Yaoundé a goûté très peu à la décision de Ngah Koa Roland, chef de terre de Mouanko, interdisant la pêche aux Nigérians installés à Mbiako, sous le prétexte que ces derniers n’ont pas contribué (financièrement) à la célébration de la fête nationale du 20 mai 2023.

Par Njiki Fandono

Les relations entre le Cameroun et le Nigéria n’ont jamais été aussi détendues au plan diplomatique depuis la fin du conflit de Bakassi en 2008, et Yaoundé miserait tout pour préserver ce bon voisinage, comme l’illustre cette lettre adressée par Felix Mbayu au ministre de l’Administration territoriale le 31 juillet 2023. En effet, Tout commence le 25 juillet 2023. Prenant pour prétexte le «boycott» des commodités relatives aux préparatifs de la fête nationale du Cameroun le 20 mai et la tenue des réunions de Comité de coordination administrative (CCA) ; et Comité de coordination de l’ordre public et de sécurité (CCO) des 26 et 27 mai derniers, Ngah Koa Roland, le sous-préfet de Mouanko, interdit à titre provisoire l’activité de pêche à la communauté nigériane de Mbiako. Cette mesure, symbole d’une pratique controversée qui consiste pour l’administration préfectorale à exiger aux collectivités territoriales décentralisées – et manifestement à des communautés étrangères – de contribuer financièrement à l’organisation des fêtes nationales du pays, a provoqué un malaise à Yaoundé. Mis au parfum, le ministère des Relations extérieures va rappeler le sous-préfet de Mouanko à l’ordre en écrivant à sa hiérarchie, le ministre de l’Administration territoriale, non sans livrer une information importante sur la commémoration de la victoire diplomatique du Cameroun sur l’affaire Bakassi.
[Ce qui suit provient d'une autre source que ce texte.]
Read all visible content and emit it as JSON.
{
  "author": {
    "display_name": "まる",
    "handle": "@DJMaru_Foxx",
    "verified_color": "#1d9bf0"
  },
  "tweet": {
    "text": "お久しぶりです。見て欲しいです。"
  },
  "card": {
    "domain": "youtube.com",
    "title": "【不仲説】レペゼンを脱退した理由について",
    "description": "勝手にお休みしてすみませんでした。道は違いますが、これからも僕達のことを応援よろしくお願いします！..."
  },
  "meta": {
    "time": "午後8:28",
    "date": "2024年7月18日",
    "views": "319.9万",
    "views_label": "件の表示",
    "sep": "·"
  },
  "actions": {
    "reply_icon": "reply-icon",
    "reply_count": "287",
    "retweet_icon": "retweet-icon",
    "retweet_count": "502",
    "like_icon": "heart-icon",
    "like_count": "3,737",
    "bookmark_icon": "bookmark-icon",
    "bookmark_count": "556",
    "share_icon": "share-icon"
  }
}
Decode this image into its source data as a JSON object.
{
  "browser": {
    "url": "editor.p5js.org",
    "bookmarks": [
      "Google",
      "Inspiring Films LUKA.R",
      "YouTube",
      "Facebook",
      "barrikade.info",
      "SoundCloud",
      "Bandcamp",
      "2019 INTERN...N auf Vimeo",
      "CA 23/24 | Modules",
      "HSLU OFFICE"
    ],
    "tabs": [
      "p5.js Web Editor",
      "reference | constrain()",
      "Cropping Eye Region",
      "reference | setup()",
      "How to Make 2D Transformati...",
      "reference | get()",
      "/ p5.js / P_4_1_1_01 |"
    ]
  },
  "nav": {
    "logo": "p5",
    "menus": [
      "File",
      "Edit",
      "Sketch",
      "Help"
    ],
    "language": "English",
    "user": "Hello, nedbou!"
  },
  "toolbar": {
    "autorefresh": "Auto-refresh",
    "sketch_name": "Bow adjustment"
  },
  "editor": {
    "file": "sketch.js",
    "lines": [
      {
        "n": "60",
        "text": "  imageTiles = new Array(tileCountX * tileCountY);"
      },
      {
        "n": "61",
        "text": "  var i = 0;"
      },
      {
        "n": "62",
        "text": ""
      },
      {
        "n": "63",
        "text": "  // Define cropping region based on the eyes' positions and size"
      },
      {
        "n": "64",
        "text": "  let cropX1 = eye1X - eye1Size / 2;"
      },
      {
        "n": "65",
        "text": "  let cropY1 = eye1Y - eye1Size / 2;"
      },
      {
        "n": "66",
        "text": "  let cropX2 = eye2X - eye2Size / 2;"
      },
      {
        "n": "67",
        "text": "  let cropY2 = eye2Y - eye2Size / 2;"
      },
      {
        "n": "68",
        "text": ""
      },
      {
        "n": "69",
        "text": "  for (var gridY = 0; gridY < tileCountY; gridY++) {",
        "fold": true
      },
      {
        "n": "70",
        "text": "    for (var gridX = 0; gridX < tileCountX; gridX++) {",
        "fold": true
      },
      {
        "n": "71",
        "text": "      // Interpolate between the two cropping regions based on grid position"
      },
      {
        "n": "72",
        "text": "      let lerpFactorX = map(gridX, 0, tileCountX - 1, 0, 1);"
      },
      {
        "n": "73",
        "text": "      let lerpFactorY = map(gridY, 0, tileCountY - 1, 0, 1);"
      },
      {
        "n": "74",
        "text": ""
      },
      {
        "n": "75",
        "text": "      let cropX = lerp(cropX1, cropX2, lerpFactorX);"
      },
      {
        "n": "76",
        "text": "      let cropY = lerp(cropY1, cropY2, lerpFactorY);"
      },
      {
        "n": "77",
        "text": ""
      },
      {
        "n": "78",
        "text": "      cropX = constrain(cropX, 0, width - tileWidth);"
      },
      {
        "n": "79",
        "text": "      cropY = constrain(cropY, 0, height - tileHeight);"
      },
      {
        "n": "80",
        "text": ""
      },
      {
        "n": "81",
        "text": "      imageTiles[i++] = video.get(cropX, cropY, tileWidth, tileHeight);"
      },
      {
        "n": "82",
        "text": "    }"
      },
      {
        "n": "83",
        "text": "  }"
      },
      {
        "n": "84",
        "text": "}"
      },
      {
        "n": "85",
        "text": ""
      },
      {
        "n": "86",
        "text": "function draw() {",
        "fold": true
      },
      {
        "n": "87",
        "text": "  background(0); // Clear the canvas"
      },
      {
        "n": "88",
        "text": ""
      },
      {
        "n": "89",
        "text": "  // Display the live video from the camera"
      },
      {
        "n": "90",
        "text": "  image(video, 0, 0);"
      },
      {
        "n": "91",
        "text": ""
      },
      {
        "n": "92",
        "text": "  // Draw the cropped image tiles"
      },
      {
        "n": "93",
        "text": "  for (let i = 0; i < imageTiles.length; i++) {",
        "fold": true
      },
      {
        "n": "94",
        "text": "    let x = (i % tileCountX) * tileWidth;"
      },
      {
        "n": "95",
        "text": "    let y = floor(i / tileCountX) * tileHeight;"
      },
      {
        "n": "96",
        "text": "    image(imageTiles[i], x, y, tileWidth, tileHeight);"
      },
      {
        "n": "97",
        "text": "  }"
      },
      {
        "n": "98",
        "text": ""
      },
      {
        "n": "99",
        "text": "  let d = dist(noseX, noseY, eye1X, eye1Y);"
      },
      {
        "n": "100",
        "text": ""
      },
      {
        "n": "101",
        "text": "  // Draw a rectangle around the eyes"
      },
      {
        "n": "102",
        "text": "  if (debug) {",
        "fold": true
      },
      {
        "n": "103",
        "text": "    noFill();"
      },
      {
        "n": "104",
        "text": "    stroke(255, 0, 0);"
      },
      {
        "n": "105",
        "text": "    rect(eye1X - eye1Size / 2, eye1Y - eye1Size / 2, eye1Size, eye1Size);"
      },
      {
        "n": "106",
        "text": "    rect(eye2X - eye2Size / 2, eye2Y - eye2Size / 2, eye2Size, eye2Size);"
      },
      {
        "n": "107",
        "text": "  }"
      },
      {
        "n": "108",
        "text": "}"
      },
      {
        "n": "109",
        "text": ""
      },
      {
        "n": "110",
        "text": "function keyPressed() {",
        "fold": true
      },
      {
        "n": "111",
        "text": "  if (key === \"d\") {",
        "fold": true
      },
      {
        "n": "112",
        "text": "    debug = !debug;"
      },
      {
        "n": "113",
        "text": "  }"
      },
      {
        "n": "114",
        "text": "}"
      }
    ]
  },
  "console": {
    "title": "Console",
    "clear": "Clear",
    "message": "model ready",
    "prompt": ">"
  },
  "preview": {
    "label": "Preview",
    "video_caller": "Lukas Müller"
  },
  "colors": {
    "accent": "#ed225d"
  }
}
Une pratique vieille et controversée

«Il me plait de relever qu’à l’aube de la célébration du 15e anniversaire de la rétrocession de la presqu’île de Bakassi au Cameroun par le Nigéria, qui sera rehaussée par la présence de l’ancien Chef de l’Etat nigérian S.E Olesegun Obasandjo, en qualité d’invité d’honneur du Chef de l’Etat S.E Paul Biya, l’écho d’une telle décision ne manquerait pas de susciter des spéculations quant aux traitements réservés à la communauté nigériane vivant au Cameroun», écrit le ministre délégué auprès du ministre des Relations extérieures. Bien plus, la note de Felix Mbayu souligne une atteinte à un droit élémentaire de tout être humain, à savoir le droit au travail, dont se serait manifestement rendu coupable le sous-préfet de Mouanko à l’égard de la communauté nigériane, «sous le prétexte de la non contribution aux préparatifs de la fête du 20 mai 2023». Ngah Koa Roland a été techniquement prié de revoir sa copie, afin de préserver la cohésion sociale et l’harmonie au sein de son unité administrative et consolider la qualité des relations bilatérales entre le Cameroun et le Nigéria.